Jasper explains that he was planning to go collect him, meet up and invite him to join the Initiative in person, but then Loki happened and Fury sent Natasha.
“I see,” Banner says, then flashes him an outright impish smile. “I think you’d have had more luck than her.” Sitwell is halfway through saying what an excellent agent Natasha Romanov is when his brain catches up to his mouth and the last four minutes, and he first stutters wildly over “competent” before giving up. Banner’s fingers brush the back of his hand, but he doesn’t press, doesn’t laugh.
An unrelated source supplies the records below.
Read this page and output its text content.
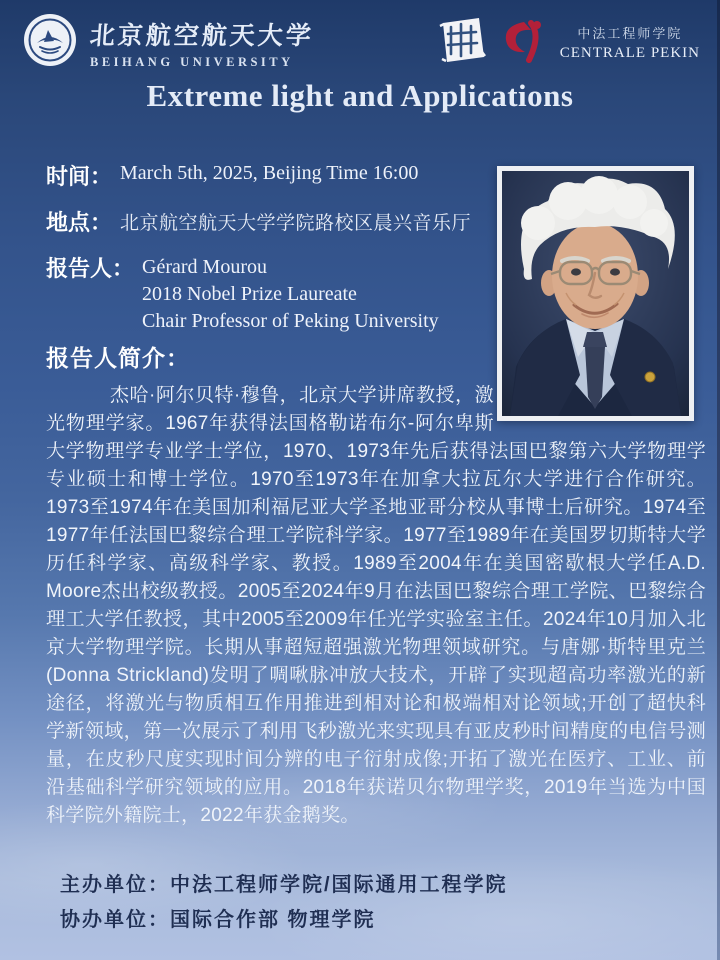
北京航空航天大学
BEIHANG UNIVERSITY
中法工程师学院
CENTRALE PEKIN
Extreme light and Applications
时间： March 5th, 2025, Beijing Time 16:00
地点： 北京航空航天大学学院路校区晨兴音乐厅
报告人： Gérard Mourou
2018 Nobel Prize Laureate
Chair Professor of Peking University
报告人简介：

杰哈·阿尔贝特·穆鲁，北京大学讲席教授，激光物理学家。1967年获得法国格勒诺布尔-阿尔卑斯大学物理学专业学士学位，1970、1973年先后获得法国巴黎第六大学物理学专业硕士和博士学位。1970至1973年在加拿大拉瓦尔大学进行合作研究。1973至1974年在美国加利福尼亚大学圣地亚哥分校从事博士后研究。1974至1977年任法国巴黎综合理工学院科学家。1977至1989年在美国罗切斯特大学历任科学家、高级科学家、教授。1989至2004年在美国密歇根大学任A.D. Moore杰出校级教授。2005至2024年9月在法国巴黎综合理工学院、巴黎综合理工大学任教授，其中2005至2009年任光学实验室主任。2024年10月加入北京大学物理学院。长期从事超短超强激光物理领域研究。与唐娜·斯特里克兰(Donna Strickland)发明了啁啾脉冲放大技术，开辟了实现超高功率激光的新途径，将激光与物质相互作用推进到相对论和极端相对论领域;开创了超快科学新领域，第一次展示了利用飞秒激光来实现具有亚皮秒时间精度的电信号测量，在皮秒尺度实现时间分辨的电子衍射成像;开拓了激光在医疗、工业、前沿基础科学研究领域的应用。2018年获诺贝尔物理学奖，2019年当选为中国科学院外籍院士，2022年获金鹅奖。

主办单位：中法工程师学院/国际通用工程学院
协办单位：国际合作部 物理学院
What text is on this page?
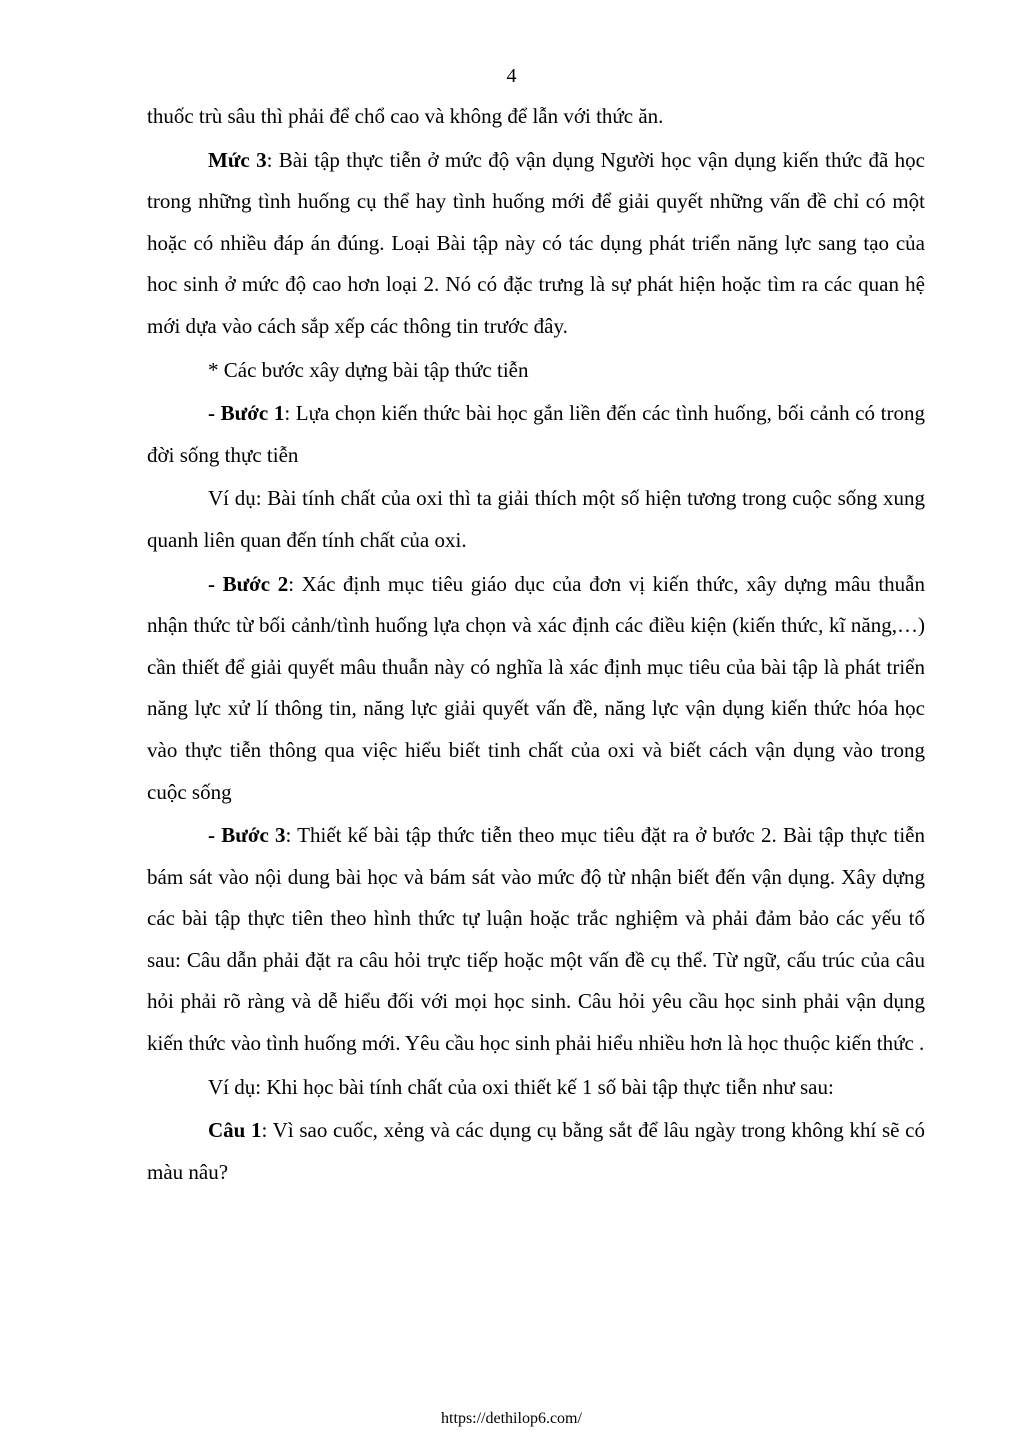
4

thuốc trù sâu thì phải để chổ cao và không để lẫn với thức ăn.

Mức 3: Bài tập thực tiễn ở mức độ vận dụng Người học vận dụng kiến thức đã học trong những tình huống cụ thể hay tình huống mới để giải quyết những vấn đề chỉ có một hoặc có nhiều đáp án đúng. Loại Bài tập này có tác dụng phát triển năng lực sang tạo của hoc sinh ở mức độ cao hơn loại 2. Nó có đặc trưng là sự phát hiện hoặc tìm ra các quan hệ mới dựa vào cách sắp xếp các thông tin trước đây.

* Các bước xây dựng bài tập thức tiễn

- Bước 1: Lựa chọn kiến thức bài học gắn liền đến các tình huống, bối cảnh có trong đời sống thực tiễn

Ví dụ: Bài tính chất của oxi thì ta giải thích một số hiện tương trong cuộc sống xung quanh liên quan đến tính chất của oxi.

- Bước 2: Xác định mục tiêu giáo dục của đơn vị kiến thức, xây dựng mâu thuẫn nhận thức từ bối cảnh/tình huống lựa chọn và xác định các điều kiện (kiến thức, kĩ năng,…) cần thiết để giải quyết mâu thuẫn này có nghĩa là xác định mục tiêu của bài tập là phát triển năng lực xử lí thông tin, năng lực giải quyết vấn đề, năng lực vận dụng kiến thức hóa học vào thực tiễn thông qua việc hiểu biết tinh chất của oxi và biết cách vận dụng vào trong cuộc sống

- Bước 3: Thiết kế bài tập thức tiễn theo mục tiêu đặt ra ở bước 2. Bài tập thực tiễn bám sát vào nội dung bài học và bám sát vào mức độ từ nhận biết đến vận dụng. Xây dựng các bài tập thực tiên theo hình thức tự luận hoặc trắc nghiệm và phải đảm bảo các yếu tố sau: Câu dẫn phải đặt ra câu hỏi trực tiếp hoặc một vấn đề cụ thể. Từ ngữ, cấu trúc của câu hỏi phải rõ ràng và dễ hiểu đối với mọi học sinh. Câu hỏi yêu cầu học sinh phải vận dụng kiến thức vào tình huống mới. Yêu cầu học sinh phải hiểu nhiều hơn là học thuộc kiến thức .

Ví dụ: Khi học bài tính chất của oxi thiết kế 1 số bài tập thực tiễn như sau:

Câu 1: Vì sao cuốc, xẻng và các dụng cụ bằng sắt để lâu ngày trong không khí sẽ có màu nâu?

https://dethilop6.com/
Jasper rests his chin on his chest, closes his eyes and tries not to think.
“She’s nice,” Bruce murmurs, stroking the bumps of his knuckles, “but I like scientists and engineers more than assassins, playboys and supersoldiers.”
Over time his dreams shift, it doesn’t happen overnight, but he no longer wakes up from irrelevant anxieties, mismatched miseries. He sees destruction and shattered bones and buildings, looming green shadows that trip and fall through the ground under the weight of bullets to leave a tiny bright body behind. He sees Bruce Banner dead in his dreams, but wakes up with him asleep against his back.
It’s a trade off he’s willing to make for as long as he can.